The faction’s design is largely aesthetically inspired by the ancient Greece, combined with the aesthetic sense of many other cultures, predominantly medieval European and Arabic. And the most obvious: they are inspired by elven/fae folklore. As their lore suggests, they are very disciplined and orderly, while at the same time naturalistic. Because of their faith, they prefer to implement brighter colors. Helrin have an affinity to fire, due to their allegiance with the Sun goddess and due to the sun-lit environment they live in. Hence, most of the population can wield fire; this shows in their character, as they can be fierce as blazing flames and are not as meek as some would believe.
Some can wield other elements as well, one being the model I want to talk about.
Today, as a contrast to the last design process we published, I would like to present to you the design process of a model from the Helian League faction: The Expeditionary Hierophant. (Check out her profile for more sculpt image)

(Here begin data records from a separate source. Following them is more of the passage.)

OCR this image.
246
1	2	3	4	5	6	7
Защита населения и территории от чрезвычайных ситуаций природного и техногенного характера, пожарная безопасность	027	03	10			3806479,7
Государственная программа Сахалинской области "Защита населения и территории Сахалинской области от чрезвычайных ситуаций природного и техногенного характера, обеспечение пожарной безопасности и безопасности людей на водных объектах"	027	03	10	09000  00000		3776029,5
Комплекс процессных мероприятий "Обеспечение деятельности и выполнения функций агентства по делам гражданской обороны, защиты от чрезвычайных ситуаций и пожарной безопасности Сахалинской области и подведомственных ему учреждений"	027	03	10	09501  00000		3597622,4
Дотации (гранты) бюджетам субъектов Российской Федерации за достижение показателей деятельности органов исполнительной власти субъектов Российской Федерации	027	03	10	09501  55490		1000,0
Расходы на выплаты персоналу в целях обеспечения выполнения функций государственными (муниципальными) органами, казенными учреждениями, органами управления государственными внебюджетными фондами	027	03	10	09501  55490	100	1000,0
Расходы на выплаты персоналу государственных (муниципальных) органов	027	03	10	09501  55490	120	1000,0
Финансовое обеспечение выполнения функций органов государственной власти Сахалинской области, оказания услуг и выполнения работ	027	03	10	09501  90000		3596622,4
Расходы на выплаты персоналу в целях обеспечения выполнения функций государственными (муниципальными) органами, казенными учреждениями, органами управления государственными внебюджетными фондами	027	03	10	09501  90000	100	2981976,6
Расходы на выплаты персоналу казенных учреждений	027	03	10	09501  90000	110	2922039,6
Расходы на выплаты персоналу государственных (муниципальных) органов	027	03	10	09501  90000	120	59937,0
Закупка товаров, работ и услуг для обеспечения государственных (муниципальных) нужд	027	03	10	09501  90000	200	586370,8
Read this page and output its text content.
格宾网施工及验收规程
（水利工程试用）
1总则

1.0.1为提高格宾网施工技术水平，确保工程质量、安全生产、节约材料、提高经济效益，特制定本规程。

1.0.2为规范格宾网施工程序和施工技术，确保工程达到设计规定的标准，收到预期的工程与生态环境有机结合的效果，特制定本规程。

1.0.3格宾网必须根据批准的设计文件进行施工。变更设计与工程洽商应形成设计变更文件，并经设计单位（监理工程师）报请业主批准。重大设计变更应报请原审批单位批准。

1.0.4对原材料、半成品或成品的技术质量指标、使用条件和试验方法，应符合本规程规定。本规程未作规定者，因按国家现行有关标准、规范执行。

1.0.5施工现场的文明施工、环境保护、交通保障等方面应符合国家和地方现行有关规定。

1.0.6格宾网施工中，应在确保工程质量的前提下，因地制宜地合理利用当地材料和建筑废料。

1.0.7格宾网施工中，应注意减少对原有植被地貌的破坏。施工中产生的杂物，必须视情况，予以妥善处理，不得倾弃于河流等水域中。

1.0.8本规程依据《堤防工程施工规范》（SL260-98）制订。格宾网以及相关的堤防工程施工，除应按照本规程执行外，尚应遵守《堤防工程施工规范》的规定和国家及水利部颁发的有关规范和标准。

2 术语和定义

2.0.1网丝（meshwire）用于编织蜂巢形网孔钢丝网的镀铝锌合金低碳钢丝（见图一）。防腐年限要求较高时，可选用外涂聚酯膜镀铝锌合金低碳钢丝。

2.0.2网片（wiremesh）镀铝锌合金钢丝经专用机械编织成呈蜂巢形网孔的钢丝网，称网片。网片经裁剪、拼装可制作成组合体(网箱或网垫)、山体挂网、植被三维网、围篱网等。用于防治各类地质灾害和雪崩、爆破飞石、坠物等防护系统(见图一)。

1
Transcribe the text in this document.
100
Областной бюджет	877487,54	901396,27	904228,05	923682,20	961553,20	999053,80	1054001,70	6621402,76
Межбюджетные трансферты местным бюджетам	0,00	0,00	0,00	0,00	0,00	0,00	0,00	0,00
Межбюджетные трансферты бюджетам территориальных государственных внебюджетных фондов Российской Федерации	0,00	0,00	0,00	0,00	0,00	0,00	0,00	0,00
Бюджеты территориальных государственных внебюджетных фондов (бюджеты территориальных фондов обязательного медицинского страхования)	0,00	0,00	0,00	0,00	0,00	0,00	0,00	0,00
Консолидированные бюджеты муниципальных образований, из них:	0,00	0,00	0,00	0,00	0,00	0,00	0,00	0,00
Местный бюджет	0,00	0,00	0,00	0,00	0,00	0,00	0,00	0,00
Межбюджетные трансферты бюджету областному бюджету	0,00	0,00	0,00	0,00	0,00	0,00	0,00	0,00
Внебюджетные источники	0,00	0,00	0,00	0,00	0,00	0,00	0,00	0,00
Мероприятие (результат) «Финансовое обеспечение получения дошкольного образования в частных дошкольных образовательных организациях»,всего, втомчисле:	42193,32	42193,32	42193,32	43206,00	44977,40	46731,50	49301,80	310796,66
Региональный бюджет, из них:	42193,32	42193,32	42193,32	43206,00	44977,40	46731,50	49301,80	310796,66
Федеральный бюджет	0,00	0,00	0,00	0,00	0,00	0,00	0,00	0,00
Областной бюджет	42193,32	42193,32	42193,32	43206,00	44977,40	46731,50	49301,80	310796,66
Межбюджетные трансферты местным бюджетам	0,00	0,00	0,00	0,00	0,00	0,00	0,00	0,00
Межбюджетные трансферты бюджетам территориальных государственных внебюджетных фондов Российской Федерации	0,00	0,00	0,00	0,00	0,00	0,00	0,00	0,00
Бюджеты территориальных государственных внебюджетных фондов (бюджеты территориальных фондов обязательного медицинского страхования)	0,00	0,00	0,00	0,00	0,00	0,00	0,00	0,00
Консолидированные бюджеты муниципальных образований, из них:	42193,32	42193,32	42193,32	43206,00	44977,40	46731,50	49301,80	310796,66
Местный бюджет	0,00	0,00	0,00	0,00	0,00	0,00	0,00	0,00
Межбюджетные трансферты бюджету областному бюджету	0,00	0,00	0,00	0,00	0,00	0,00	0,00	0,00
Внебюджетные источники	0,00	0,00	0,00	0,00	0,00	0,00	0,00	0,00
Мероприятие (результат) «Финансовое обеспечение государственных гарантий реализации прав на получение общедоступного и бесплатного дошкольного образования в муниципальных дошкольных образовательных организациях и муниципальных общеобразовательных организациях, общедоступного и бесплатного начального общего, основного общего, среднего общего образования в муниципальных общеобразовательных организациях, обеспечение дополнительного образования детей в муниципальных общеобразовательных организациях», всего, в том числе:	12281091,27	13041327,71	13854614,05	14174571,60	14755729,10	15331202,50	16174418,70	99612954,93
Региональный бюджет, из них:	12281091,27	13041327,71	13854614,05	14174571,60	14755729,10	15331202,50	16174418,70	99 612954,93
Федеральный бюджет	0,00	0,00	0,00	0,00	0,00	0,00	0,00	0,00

A hierophant is an interpreter of sacred mysteries and arcane principles. In the game, her role is that of a healer and a potential leader of the Helrin party, that travels alongside the Helrin Expeditionary Force in pursuit of new discoveries, adventures and expansion. She is blessed by the patron goddess of the Helrin, Hyperia. While she is not expected to lead from the vanguard, she can cause more than enough trouble for the opposite side with her divine spells. Not to mention that she is singlehandedly capable of keeping your models up and fighting, while the number of enemies keep dropping.
When making this design, we tried to keep the lore and realism in mind. As she is not expected to absorb the full force of the enemy offensive, her armor is not fully encompassing her. However, it denotes her status and should give her very good protection.
Her forearms and shins are covered with metal vambraces and greaves, which are meant to protect and decorate her. Her torso is protected by a cuirass made of 2 segments; the lower one that protects the abdomen and the upper one that protects the chest. Like with real armors, her cuirass reaches to about the navel, as to not inhibit mobility. The rest of her lower torso is protected by faulds, or in this case just one fauld (armored skirt). The rest of the body is protected by stylishly-tailored padding (gambeson), which should do well enough against any light slashes and impacts. Her head is currently exposed (mainly due to aesthetical reasons), but she might as well wear a helmet or armored hood in a life-threatening situation.
(At some point in the past, Rin were introduced to and adopted plate armor (I’m not yet telling from whom!). However, as they lack certain technology, their armor might not be entirely on-par with what we now know as a full plate harness (it is more segmented than Earth’s 14th, 15th century plate armor). Nevertheless, what they might be lacking in metallurgical technology, they make up for in craftsmanship, as each of their armors is a work of art and is made to perfectly fit the wearer.
An important point is that aesthetics play a major role in the Rin cultures. Similar to the customs of our own world, where armor often emphasizes the wearer’s anatomy, the Rin also tend to make armor in a way that it flatters the body and the style of its wearer. In the case of this particular model, the armor is made in a way to show her feminine grace. However, since she is an expeditionary hierophant, someone who is on the road a lot, practicality and effectiveness had to be considered.)
Finally, she carries a staff, embedded with a mana stone, to assist her with the channeling of mana.
An important note: usually, the flow of mana through one’s body is impeded by armor and multiple layers of clothing (this is why arcanists seldomly fully garb themselves). But in the case of divine mana, which the Hierophant uses, the intensity of mana is mostly dependent upon one’s zeal and faith – it seems to manifest within. Another fact is that Helrin are capable of crafting enchanted metals with unique conductive properties – something that is hard to find elsewhere.
She was the first digital drawing I did, so her art has lots of space for improvement.
Our sculptor, on the other hand, did a tremendously wonderful work with her in my opinion! I think he captured her grace and leadership very nicely!
This would be all for this entry, thank you for reading. Have a nice week!